As someone that was deeply invested into WinRT since Windows 8, and went back into distributed systems and Web after all the disappointment regarding how managemetn handled it.

Everyone on the Windows development ecosystem has had enough from the multiple reboots and tool changes, UWP never being as good as WPF, WinUI iterations even worse, the team now went radio silent, the last community call was a disaster,...

  • Sorry, to be clear I meant no significant problems with the tech.

    Sure, it was opinionated tech, but that would’ve been ok if they had stuck with it like C# itself and fleshed it out more, which only would’ve happened had they implemented the entire OS in it. The fact that they couldn’t is in my mind the exact reason the tech failed.

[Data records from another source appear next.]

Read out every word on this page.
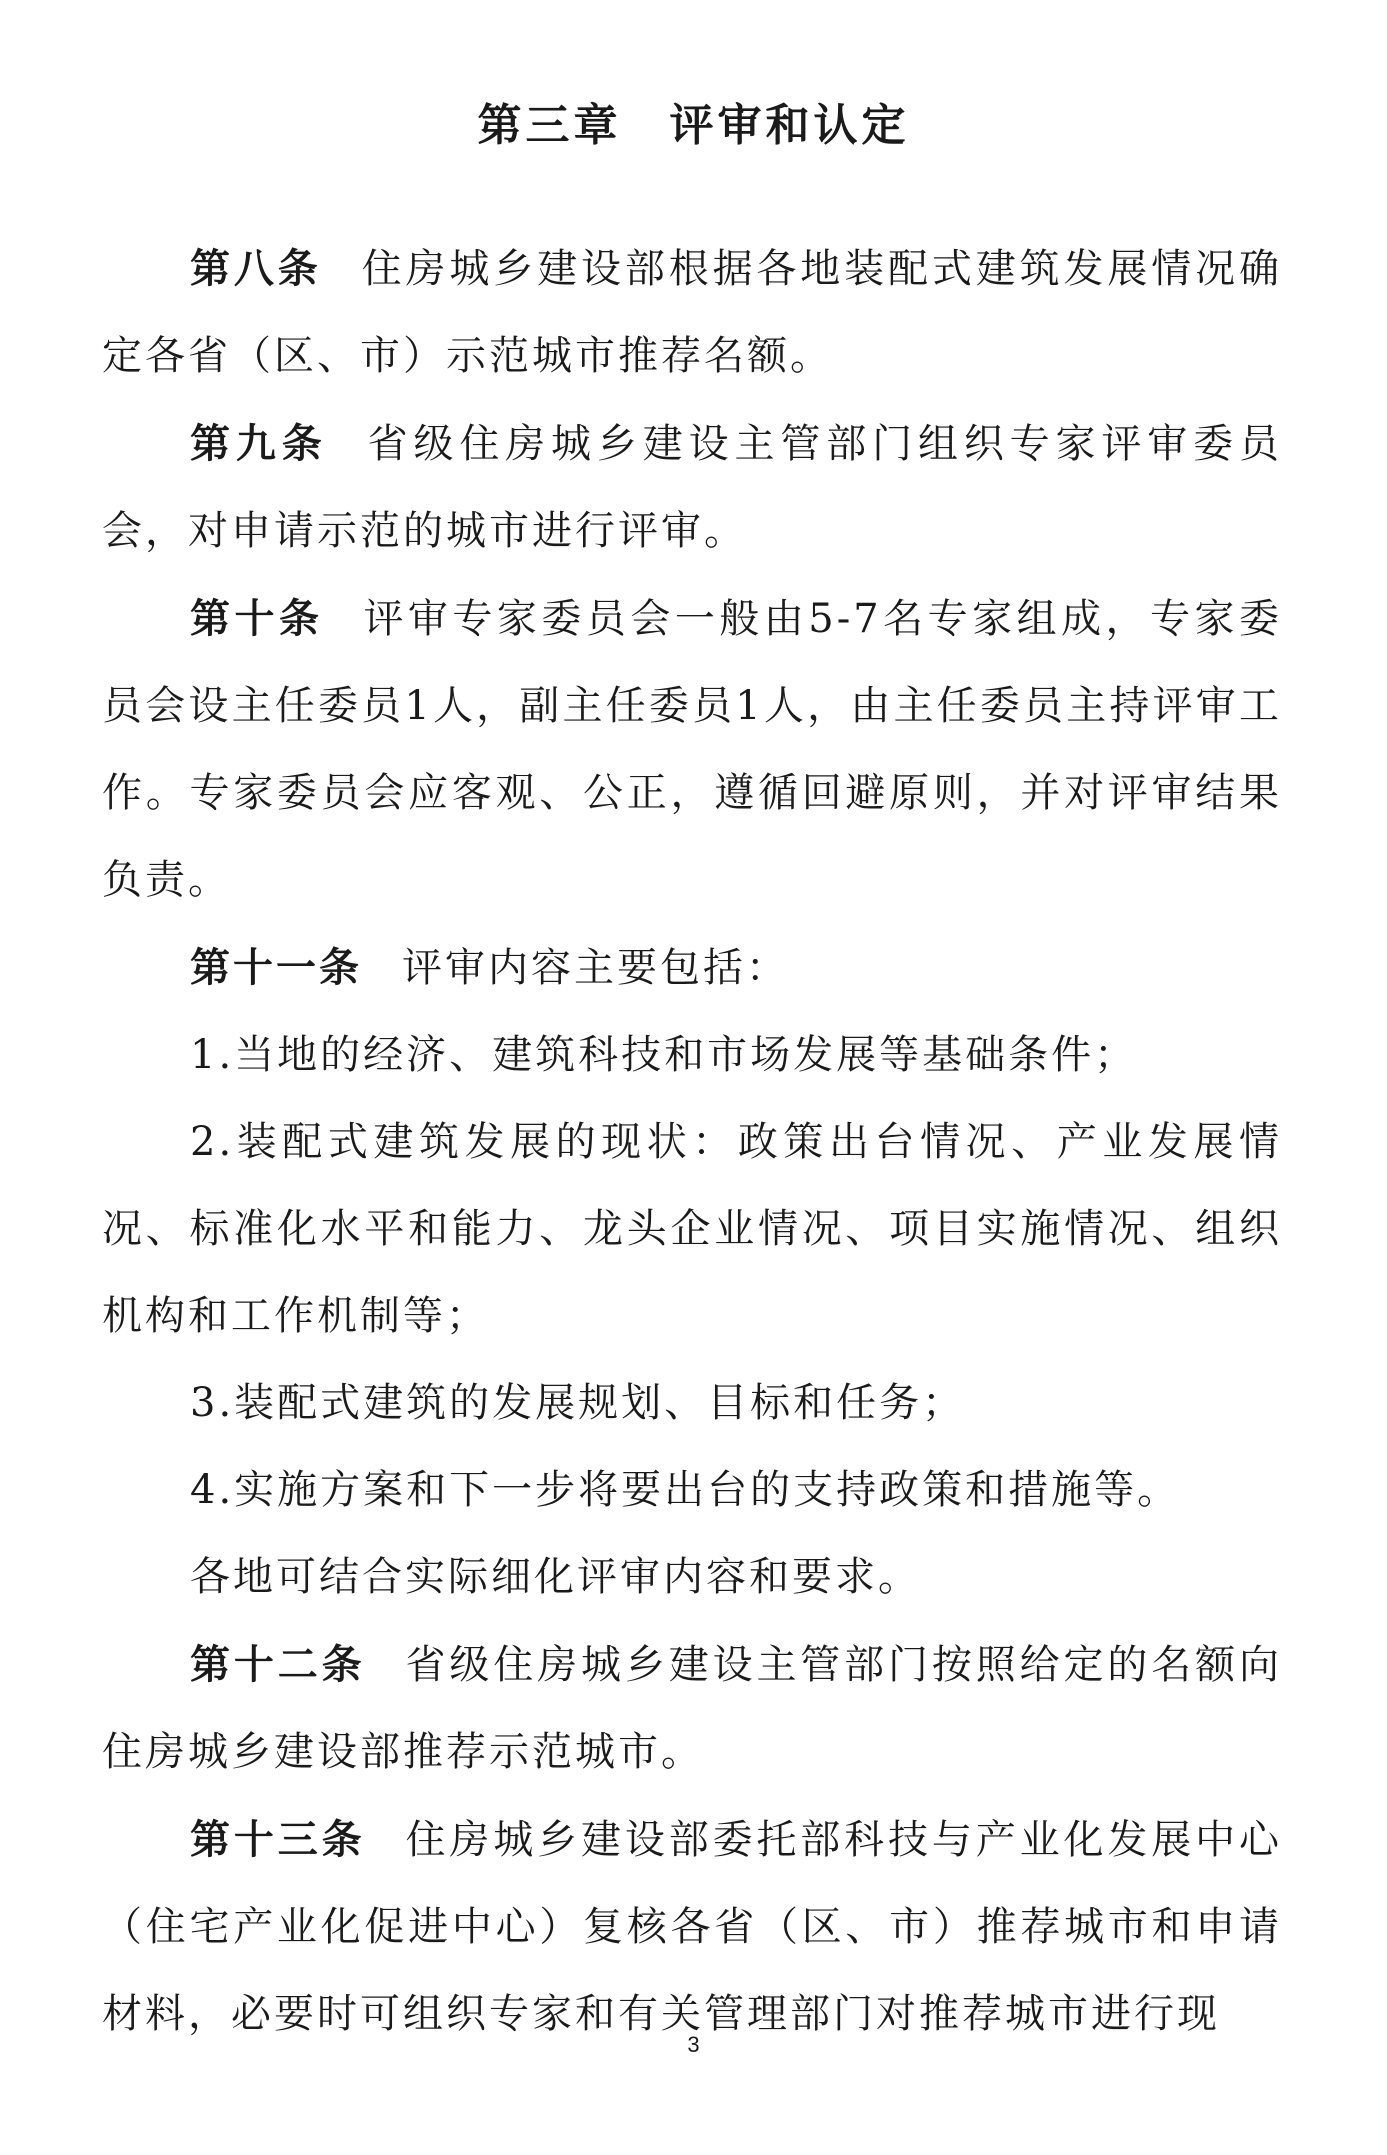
第三章　评审和认定

第八条 住房城乡建设部根据各地装配式建筑发展情况确定各省（区、市）示范城市推荐名额。

第九条 省级住房城乡建设主管部门组织专家评审委员会，对申请示范的城市进行评审。

第十条 评审专家委员会一般由5-7名专家组成，专家委员会设主任委员1人，副主任委员1人，由主任委员主持评审工作。专家委员会应客观、公正，遵循回避原则，并对评审结果负责。

第十一条 评审内容主要包括：

1.当地的经济、建筑科技和市场发展等基础条件；

2.装配式建筑发展的现状：政策出台情况、产业发展情况、标准化水平和能力、龙头企业情况、项目实施情况、组织机构和工作机制等；

3.装配式建筑的发展规划、目标和任务；

4.实施方案和下一步将要出台的支持政策和措施等。

各地可结合实际细化评审内容和要求。

第十二条 省级住房城乡建设主管部门按照给定的名额向住房城乡建设部推荐示范城市。

第十三条 住房城乡建设部委托部科技与产业化发展中心（住宅产业化促进中心）复核各省（区、市）推荐城市和申请材料，必要时可组织专家和有关管理部门对推荐城市进行现

3
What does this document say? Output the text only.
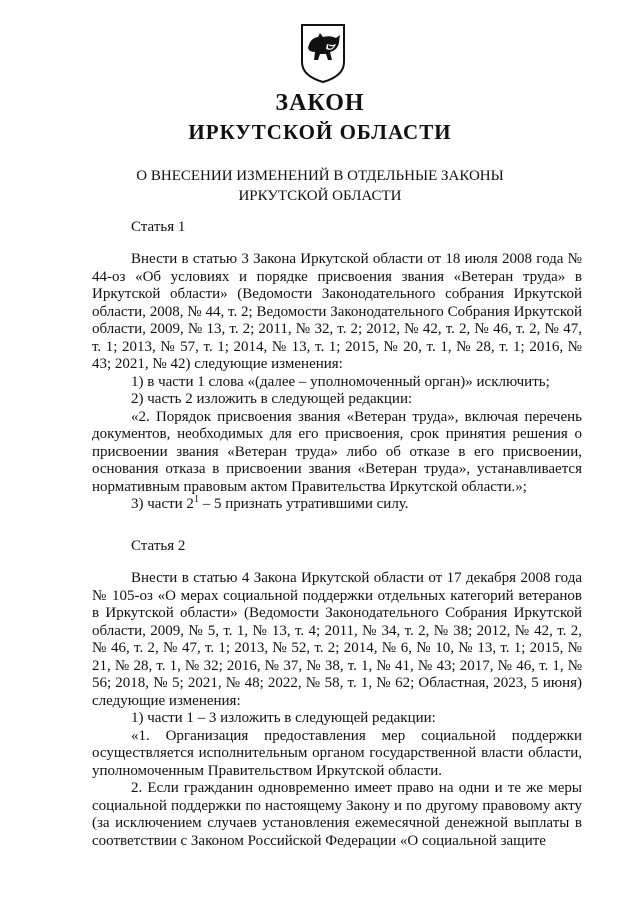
ЗАКОН
ИРКУТСКОЙ ОБЛАСТИ
О ВНЕСЕНИИ ИЗМЕНЕНИЙ В ОТДЕЛЬНЫЕ ЗАКОНЫ
ИРКУТСКОЙ ОБЛАСТИ
Статья 1

Внести в статью 3 Закона Иркутской области от 18 июля 2008 года № 44-оз «Об условиях и порядке присвоения звания «Ветеран труда» в Иркутской области» (Ведомости Законодательного собрания Иркутской области, 2008, № 44, т. 2; Ведомости Законодательного Собрания Иркутской области, 2009, № 13, т. 2; 2011, № 32, т. 2; 2012, № 42, т. 2, № 46, т. 2, № 47, т. 1; 2013, № 57, т. 1; 2014, № 13, т. 1; 2015, № 20, т. 1, № 28, т. 1; 2016, № 43; 2021, № 42) следующие изменения:

1) в части 1 слова «(далее – уполномоченный орган)» исключить;

2) часть 2 изложить в следующей редакции:

«2. Порядок присвоения звания «Ветеран труда», включая перечень документов, необходимых для его присвоения, срок принятия решения о присвоении звания «Ветеран труда» либо об отказе в его присвоении, основания отказа в присвоении звания «Ветеран труда», устанавливается нормативным правовым актом Правительства Иркутской области.»;

3) части $2^1 - 5$ признать утратившими силу.

Статья 2

Внести в статью 4 Закона Иркутской области от 17 декабря 2008 года № 105-оз «О мерах социальной поддержки отдельных категорий ветеранов в Иркутской области» (Ведомости Законодательного Собрания Иркутской области, 2009, № 5, т. 1, № 13, т. 4; 2011, № 34, т. 2, № 38; 2012, № 42, т. 2, № 46, т. 2, № 47, т. 1; 2013, № 52, т. 2; 2014, № 6, № 10, № 13, т. 1; 2015, № 21, № 28, т. 1, № 32; 2016, № 37, № 38, т. 1, № 41, № 43; 2017, № 46, т. 1, № 56; 2018, № 5; 2021, № 48; 2022, № 58, т. 1, № 62; Областная, 2023, 5 июня) следующие изменения:

1) части 1 – 3 изложить в следующей редакции:

«1. Организация предоставления мер социальной поддержки осуществляется исполнительным органом государственной власти области, уполномоченным Правительством Иркутской области.

2. Если гражданин одновременно имеет право на одни и те же меры социальной поддержки по настоящему Закону и по другому правовому акту (за исключением случаев установления ежемесячной денежной выплаты в соответствии с Законом Российской Федерации «О социальной защите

    • I agree with your point of view, this was the second coming of Longhorn, WinRT was after all pushed by the same folks that killed the Longhorn effort, those on Windows team that sided with Steven Sinofsky, using COM in Vista as future foundation for .NET ideas in Longhorn.

      The Hilo tutorial for Windows 7 remarks regarding C++ are quite telling of their point of view, on which programming language one should be using,

      https://devblogs.microsoft.com/cppblog/announcing-hilo/

      "The rich user experience of Windows 7 is best accessed through a powerful, flexible language, and that means C++: by using C++ you can access the raw power of the APIs for Windows 7."

      From https://learn.microsoft.com/en-us/previous-versions/msdn10/f...

      Joe Duffy has some remarks on how even with Midori running Asia Bing infrastructure, and proving workloads in front of the Windows team, the reception to it was rather cold.

      https://youtu.be/CuD7SCqHB7k?t=921&si=r8a0nScB4fcrxxIu

      Eventually he left MSR and created Pulumin on top of Go.

      Meanwhile Apple/NeXT and Google, decided to push languages like Objective-C, Swift, Java, Kotlin, over classical C and C++, proving the point that change is possible if management is willing to support the team, even if that is a very long run.

      See Apple's Metal Swift bindings, versus Microsoft's Agility SDK for DirectX.